The cartoon depicts a family of three sitting in cross-legged meditation. The caption reads, “On the road to Nirvana.” The blissful silence is broken by the child’s impatient query, “Are we there yet?”
Do we ever arrive?
Do we ever let ourselves off the incessant self-improvement hook?
Do we ever get to the place where we give ourselves permission to relax into the moment and soak up the bliss?
Do we ever let go of the delusion that if we learn just one more step sequence we will experience the Tango high?
Life as a Circle
On the other side of the world, in the Himalayas, we learn something about what is important in life and how to value it. Steeped in the ethereal beauty of their surroundings, the Buddhist monks respond by creating stunning beauty of their own:
Mandalas — incredibly detailed geometric designs made out of coloured sand — by building them out, grain-by-grain, (are) a form of meditation.
The creation of the mandala is meant to represent the world in divine form, in which everything is perfectly balanced and designed. Literally translated as “circle,” the mandala is a representation of wholeness, as the distance from its center to all points on it remains the same, no matter where it’s measured.
The process of creating a mandala is rigorous, requiring millions of pieces of sand to make a five-by-five foot square mandala. Vivid colours and ancient symbols are incorporated into their work, the monks bending over the piece for hours as they drop one grain at a time into place to create the detailed symbolic patterns.
Once the last grain of sand has been placed, the monks pray over their creation, and then the entire mandala is swiftly swept away, with handfuls given to participants of the closing ceremony, and the rest thrown into the nearest stream.
The point is to let go of what once was, because nothing is permanent — not the mandala, not your suffering, not the shoes on your feet, nor the smile on your face at this moment in time. Everything is constantly moving, called to balance and enlightenment. This realization allows you to forget the small things, and focus on the bigger picture. This shift in consciousness opens the doors for more wisdom, and for boundless compassion. It is beyond greed, status, or world dominance, religion or opinion, comfort or discomfort. When the walls of permanence are shattered, the real journey begins. (Wikipedia. Send a monthly contribution to Wikipedia. Money well spent.)
The Dance Mandala
The above, for me, describes exquisitely the meaning and experience of dance: it envelopes one in the transitory experience of movement, beauty, sensuality and creativity. And when the moment passes, when the music ends, everything goes with it.
Honouring the ephemeral nature of reality is so foreign to our Western way. We live in an outcome-focused society where the measure of a life well-spent is what we have to show for it at the end: a bigger car, a bigger house, more airmiles.
As the bumper sticker correctly captured, “The one who has the most things when they die, wins.”
Life is not about winning, accumulating, continually developing. It is about experiencing, expressing, creating, loving.
The only time and place we find this is in the present moment. When the moment passes the experience and reality go with it. We walk off the dance floor enwrapped in a soft glow that immediately begins to dissipate.

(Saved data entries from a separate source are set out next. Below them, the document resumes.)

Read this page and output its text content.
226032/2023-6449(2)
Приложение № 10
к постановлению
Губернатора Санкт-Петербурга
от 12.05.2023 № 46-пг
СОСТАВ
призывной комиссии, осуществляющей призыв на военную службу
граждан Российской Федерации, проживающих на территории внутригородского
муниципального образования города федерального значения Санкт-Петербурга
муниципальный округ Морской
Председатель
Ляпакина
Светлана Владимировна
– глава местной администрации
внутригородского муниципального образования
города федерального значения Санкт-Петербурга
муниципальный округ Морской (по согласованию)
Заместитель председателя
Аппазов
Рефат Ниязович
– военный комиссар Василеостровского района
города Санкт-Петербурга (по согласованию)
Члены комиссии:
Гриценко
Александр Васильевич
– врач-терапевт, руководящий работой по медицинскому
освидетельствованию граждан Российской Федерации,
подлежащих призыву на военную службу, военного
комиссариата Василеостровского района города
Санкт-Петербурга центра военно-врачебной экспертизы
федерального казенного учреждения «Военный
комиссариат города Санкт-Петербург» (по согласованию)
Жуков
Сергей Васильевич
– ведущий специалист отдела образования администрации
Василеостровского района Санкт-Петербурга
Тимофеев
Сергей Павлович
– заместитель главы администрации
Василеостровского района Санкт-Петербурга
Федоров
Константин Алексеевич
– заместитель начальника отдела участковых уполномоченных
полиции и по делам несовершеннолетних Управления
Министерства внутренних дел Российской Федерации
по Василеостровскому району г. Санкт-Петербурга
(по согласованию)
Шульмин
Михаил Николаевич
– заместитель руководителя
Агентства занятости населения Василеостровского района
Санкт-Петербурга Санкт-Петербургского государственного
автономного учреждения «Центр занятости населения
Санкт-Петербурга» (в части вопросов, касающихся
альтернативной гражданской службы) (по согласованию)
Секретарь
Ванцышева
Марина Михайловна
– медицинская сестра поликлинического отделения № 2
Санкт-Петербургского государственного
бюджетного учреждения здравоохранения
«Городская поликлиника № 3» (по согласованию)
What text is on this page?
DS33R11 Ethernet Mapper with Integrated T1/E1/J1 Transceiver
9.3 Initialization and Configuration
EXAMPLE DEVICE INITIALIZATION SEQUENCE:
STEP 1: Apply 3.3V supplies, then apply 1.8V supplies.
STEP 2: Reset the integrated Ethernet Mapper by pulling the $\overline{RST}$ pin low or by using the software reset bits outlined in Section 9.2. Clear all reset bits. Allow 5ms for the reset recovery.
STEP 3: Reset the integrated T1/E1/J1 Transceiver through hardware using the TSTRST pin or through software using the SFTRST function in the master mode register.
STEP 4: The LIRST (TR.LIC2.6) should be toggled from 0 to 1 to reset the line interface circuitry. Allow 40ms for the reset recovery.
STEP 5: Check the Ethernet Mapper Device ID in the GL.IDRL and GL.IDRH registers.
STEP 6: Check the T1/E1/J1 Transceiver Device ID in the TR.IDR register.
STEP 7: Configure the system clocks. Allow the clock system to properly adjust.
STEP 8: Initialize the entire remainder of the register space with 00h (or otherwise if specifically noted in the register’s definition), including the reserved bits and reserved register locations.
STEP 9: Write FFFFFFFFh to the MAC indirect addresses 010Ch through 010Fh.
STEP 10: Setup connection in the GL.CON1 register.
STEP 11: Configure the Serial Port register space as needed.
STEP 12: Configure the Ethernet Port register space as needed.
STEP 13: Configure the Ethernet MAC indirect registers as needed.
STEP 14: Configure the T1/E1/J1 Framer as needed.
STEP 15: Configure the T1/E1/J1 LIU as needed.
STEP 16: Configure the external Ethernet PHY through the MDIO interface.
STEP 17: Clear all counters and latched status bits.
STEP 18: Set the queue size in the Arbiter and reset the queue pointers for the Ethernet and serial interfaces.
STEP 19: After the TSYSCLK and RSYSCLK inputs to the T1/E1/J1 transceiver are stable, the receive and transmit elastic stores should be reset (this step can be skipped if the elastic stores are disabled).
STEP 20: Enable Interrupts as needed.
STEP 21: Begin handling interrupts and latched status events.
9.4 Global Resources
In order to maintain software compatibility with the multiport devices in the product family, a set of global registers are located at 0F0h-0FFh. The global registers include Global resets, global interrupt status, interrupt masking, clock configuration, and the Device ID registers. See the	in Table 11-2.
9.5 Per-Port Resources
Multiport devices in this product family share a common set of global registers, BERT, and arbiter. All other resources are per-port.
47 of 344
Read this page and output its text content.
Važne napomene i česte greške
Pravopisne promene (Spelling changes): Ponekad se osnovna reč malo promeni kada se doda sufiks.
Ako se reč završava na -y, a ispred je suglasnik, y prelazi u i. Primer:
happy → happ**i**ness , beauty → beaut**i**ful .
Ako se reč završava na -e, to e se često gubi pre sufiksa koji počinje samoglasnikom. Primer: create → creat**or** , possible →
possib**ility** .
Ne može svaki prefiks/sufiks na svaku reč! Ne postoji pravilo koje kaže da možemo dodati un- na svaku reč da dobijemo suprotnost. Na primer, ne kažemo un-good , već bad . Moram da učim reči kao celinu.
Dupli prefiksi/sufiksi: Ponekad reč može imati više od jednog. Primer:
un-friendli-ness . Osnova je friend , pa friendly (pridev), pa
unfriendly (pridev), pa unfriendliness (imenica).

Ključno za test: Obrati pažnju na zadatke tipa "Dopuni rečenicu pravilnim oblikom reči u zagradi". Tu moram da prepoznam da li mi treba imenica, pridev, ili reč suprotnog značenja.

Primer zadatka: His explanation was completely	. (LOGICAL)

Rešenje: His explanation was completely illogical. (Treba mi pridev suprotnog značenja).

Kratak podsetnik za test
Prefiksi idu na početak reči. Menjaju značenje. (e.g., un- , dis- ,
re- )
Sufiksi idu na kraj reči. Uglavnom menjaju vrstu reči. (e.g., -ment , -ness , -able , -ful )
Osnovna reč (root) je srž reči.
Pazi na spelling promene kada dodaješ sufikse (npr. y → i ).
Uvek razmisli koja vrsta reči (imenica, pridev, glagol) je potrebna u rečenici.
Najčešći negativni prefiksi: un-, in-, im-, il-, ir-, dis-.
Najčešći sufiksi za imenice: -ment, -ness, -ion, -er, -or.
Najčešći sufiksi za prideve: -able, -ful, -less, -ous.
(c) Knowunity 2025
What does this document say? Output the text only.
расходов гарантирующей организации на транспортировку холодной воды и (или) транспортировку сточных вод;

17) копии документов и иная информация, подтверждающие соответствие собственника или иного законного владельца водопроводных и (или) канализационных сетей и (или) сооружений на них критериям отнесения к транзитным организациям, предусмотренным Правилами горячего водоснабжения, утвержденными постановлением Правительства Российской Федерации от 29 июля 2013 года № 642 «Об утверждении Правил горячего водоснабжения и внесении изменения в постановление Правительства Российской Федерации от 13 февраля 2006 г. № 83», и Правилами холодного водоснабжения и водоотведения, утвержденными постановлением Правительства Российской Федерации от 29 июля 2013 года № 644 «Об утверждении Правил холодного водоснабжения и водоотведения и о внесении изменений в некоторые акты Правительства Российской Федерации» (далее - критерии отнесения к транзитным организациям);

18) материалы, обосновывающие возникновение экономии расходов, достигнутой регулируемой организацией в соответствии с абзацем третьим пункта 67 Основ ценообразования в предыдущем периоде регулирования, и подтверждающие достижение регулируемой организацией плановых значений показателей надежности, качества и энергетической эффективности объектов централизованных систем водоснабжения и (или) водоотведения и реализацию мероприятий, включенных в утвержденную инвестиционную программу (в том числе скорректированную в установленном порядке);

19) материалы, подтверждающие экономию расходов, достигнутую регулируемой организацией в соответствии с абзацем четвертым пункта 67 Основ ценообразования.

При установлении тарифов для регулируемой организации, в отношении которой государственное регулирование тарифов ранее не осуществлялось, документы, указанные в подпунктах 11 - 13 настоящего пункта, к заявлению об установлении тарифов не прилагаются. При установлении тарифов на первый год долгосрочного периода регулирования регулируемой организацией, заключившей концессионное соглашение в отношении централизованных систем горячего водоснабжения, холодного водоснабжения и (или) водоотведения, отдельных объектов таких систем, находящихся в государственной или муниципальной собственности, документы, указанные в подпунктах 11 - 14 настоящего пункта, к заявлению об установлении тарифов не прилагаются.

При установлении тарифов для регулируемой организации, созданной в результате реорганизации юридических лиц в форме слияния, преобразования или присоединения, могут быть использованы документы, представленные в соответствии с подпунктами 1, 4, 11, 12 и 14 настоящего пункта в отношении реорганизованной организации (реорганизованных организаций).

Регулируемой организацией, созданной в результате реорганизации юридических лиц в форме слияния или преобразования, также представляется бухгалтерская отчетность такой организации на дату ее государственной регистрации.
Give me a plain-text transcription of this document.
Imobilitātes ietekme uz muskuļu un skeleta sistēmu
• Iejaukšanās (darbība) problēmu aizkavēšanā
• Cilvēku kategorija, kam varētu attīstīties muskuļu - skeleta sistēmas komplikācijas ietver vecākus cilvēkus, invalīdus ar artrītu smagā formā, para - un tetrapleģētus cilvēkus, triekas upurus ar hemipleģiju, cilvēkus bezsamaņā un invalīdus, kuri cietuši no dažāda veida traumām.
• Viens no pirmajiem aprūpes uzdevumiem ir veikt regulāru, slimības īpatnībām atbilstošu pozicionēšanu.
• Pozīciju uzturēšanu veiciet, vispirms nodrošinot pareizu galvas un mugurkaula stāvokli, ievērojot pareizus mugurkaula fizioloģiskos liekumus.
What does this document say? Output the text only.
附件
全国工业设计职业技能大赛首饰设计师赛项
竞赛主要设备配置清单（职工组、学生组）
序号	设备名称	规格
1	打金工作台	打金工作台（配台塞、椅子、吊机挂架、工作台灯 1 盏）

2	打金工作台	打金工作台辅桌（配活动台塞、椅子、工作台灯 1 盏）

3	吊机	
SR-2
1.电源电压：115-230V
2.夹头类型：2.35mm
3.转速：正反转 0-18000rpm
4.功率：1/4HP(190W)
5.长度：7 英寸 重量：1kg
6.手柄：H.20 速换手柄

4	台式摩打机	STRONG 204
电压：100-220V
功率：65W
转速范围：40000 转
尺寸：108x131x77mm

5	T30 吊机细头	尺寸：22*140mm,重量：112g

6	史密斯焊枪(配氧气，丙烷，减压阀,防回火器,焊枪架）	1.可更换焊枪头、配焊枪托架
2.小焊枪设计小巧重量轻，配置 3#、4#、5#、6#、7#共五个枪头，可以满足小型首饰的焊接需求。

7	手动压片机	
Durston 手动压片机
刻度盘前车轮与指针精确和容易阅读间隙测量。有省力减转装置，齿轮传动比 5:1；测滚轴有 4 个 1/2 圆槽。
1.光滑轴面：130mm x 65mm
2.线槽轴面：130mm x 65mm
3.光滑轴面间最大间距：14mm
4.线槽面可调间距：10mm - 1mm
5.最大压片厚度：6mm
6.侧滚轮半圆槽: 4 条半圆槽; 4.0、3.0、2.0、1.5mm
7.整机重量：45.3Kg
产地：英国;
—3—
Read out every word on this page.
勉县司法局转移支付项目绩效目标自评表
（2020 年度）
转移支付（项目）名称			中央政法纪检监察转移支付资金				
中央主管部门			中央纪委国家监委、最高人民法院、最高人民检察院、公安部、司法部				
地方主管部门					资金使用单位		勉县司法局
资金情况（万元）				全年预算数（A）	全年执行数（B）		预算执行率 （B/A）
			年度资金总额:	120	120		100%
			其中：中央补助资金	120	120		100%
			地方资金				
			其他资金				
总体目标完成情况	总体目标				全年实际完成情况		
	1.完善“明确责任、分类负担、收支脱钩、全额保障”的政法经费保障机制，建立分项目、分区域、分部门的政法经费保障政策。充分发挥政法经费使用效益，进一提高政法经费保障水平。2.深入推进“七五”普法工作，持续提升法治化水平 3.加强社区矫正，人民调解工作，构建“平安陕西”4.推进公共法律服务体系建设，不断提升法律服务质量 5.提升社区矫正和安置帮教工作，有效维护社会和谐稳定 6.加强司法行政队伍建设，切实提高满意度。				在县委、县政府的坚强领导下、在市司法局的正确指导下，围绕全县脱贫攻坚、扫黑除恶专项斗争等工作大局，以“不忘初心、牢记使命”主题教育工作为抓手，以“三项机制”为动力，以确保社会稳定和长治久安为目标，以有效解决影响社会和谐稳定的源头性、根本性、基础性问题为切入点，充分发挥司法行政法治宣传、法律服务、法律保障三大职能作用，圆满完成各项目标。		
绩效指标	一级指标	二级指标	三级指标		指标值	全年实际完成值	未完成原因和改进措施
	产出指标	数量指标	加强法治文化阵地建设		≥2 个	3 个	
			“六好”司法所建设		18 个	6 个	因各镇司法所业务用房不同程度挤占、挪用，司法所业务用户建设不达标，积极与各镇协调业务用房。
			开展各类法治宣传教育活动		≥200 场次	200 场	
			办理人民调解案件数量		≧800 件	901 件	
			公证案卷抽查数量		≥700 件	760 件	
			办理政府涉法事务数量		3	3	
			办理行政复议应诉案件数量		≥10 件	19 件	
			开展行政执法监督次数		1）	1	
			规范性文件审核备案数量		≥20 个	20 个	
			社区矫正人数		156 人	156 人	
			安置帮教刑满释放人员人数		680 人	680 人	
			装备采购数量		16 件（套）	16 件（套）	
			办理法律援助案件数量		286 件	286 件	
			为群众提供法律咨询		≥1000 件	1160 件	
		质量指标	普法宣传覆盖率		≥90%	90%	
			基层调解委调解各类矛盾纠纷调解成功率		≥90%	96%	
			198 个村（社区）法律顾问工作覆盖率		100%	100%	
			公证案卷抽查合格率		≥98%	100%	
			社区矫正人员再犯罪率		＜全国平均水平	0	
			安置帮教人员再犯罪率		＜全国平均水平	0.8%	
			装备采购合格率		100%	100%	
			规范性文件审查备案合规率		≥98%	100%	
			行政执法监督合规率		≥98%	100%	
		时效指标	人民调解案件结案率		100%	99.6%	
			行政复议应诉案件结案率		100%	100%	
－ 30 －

If we could hold onto the experience, bottle it and put it on a shelf to admire it in posterity, get the t-shirt, we would remain entrapped by the past. We would lose the miracle of the present moment.
It is precisely this in the moment dance that creates a sanctuary for the safe exploration of intimacy, beauty, creativity and passion.
This is the magic of dance – or creating a mandala – or gazing into the eyes of a child – or being held in a nurturing embrace. It teaches us to value those precious fleeting moments as the true treasure of a life well-lived.
In the back of my brain is pulsing the Jim Morrison lyric, “When the music’s over, turn out the lights.”